Когда спустя многие годы мы оказались на встрече друзей и сторонников интернет-журнала «Лицей» в Национальном музее, я взахлёб рассказывала Игорю Николаевичу о своих родословных изысканиях, в том числе об обнаруженной мною целой плеяде известных российских врачей. Тогда рассказы ещё не были опубликованы. Он захотел их прочитать, одобрил, посоветовал разместить на страницах журнала, даже считал, что можно подать заявку на присвоение звания исследователя по совокупности этих работ. Мне была очень приятна его высокая оценка. А ещё радовало, что хотя я покинула кафедру, но всё-таки проявила склонность к научной и исследовательской работе, которую ещё в моей юности разглядели преподаватели, что они во мне не ошиблись.
Игорь Николаевич тогда же подарил мне свою книгу «Господин случай» с очень дорогой для меня дарственной надписью. Он рассказал, что готовя её, вспоминал и моего сына, и операцию, которую ему делал. Дело в том, что врач, впервые успешно её совершивший, не смог сшить ткани так, как считал нужным, и оставил часть их не сшитыми. Но это случайное решение проблемы оказалось лучшим и до сих пор используется при этом оперативном пособии. Сейчас перечитываю эту книгу и вновь удивляюсь, как легко и увлекательно она читается, как именитый профессор не боится признаваться в своих ошибках и заблуждениях, как хочет помочь нам справиться с трудными ситуациями, как всю жизнь он благодарен своим учителям, как много в нашей жизни решает случай или то, что кажется нам случайным. Очень интересно узнать о становлении и развитии детской хирургии в стране и в Карелии, о выделении этой отрасли в отдельную науку на его глазах и при его самом активном участии.
Эта способность доктора Григовича не замыкаться только рамками медицины, реализовывать себя и свой опыт в литературной и публицистической деятельности, участвовать в общественной жизни, любить музыку, поэзию, прозу, дружеское общение со многими людьми отражает многогранность и величину его личности, его талант.
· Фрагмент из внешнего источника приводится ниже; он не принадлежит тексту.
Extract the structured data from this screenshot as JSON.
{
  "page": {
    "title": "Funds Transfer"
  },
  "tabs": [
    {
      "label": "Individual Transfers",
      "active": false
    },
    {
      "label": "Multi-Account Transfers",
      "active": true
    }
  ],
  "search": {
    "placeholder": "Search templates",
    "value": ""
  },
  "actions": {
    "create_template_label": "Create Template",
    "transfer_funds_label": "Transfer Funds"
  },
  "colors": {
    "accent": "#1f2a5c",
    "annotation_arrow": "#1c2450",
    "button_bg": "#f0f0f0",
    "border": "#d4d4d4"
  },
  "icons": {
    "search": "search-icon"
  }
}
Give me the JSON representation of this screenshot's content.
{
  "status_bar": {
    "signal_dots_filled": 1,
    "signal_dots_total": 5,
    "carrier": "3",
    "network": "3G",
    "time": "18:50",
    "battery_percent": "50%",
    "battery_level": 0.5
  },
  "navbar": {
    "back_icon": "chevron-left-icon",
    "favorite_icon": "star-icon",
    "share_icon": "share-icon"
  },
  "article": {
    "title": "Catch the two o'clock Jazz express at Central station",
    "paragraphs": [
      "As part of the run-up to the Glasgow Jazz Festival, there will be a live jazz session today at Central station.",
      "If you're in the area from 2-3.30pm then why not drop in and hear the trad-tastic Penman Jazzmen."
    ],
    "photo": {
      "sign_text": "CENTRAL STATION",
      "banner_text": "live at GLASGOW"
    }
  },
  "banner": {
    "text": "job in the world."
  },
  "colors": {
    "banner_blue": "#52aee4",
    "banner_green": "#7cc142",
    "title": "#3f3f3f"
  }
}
Несколько лет назад, решив с коллегами подготовить и издать к юбилею медицинского факультета книгу литературных произведений разных жанров его выпускников разных лет, Игорь Николаевич вдруг обратился ко мне с просьбой-поручением написать для сборника предисловие. Признаюсь, всегда волнуюсь по-ученически при разговоре с Учителем. А тут ещё такая просьба! Напрасно я отказывалась, предлагала кандидатуры профессиональных писателей и поэтов. Позже я поняла, что авторы сборника хотели, чтобы предисловие было от такого же, как и они, литературного любителя. Была очень рада, когда моя попытка была им одобрена, его похвала для меня всегда дорого стоит.
«Дорогая Юля, встал почти ночью, настроение соответствовало возрасту — мрачное, открыл почту и…ахнул. Получилось замечательно: эмоционально, доброжелательно и очень по делу. Спасибо и низкий поклон. Не знаю мнение других аксакалов, но уверен, что не понравиться не может. Хорошо выстрелила! И.Н.».
На мои сожаления, что в книге не представлены или слишком коротко представлены некоторые авторы, в том числе и он, Игорь Николаевич ответил: «Юлинька, согласен, что кого-то мало, кого-то много, но цель была просто продемонстрировать, что у большинства из нас есть за душой еще кое-что, кроме профессии. Да и объем, отпущенный для этого раздела — ограничен. Зильбера так вообще совсем мало. Но у нас есть много опубликованного, а у некоторых — нет, поэтому всех по чуть-чуть».
Дорогой Игорь Николаевич, спасибо Вам за всё! За то, что бывает не так часто – за помощь и поддержку старшего, за мой драгоценный час ученичества длиною, как оказалось, в целую жизнь.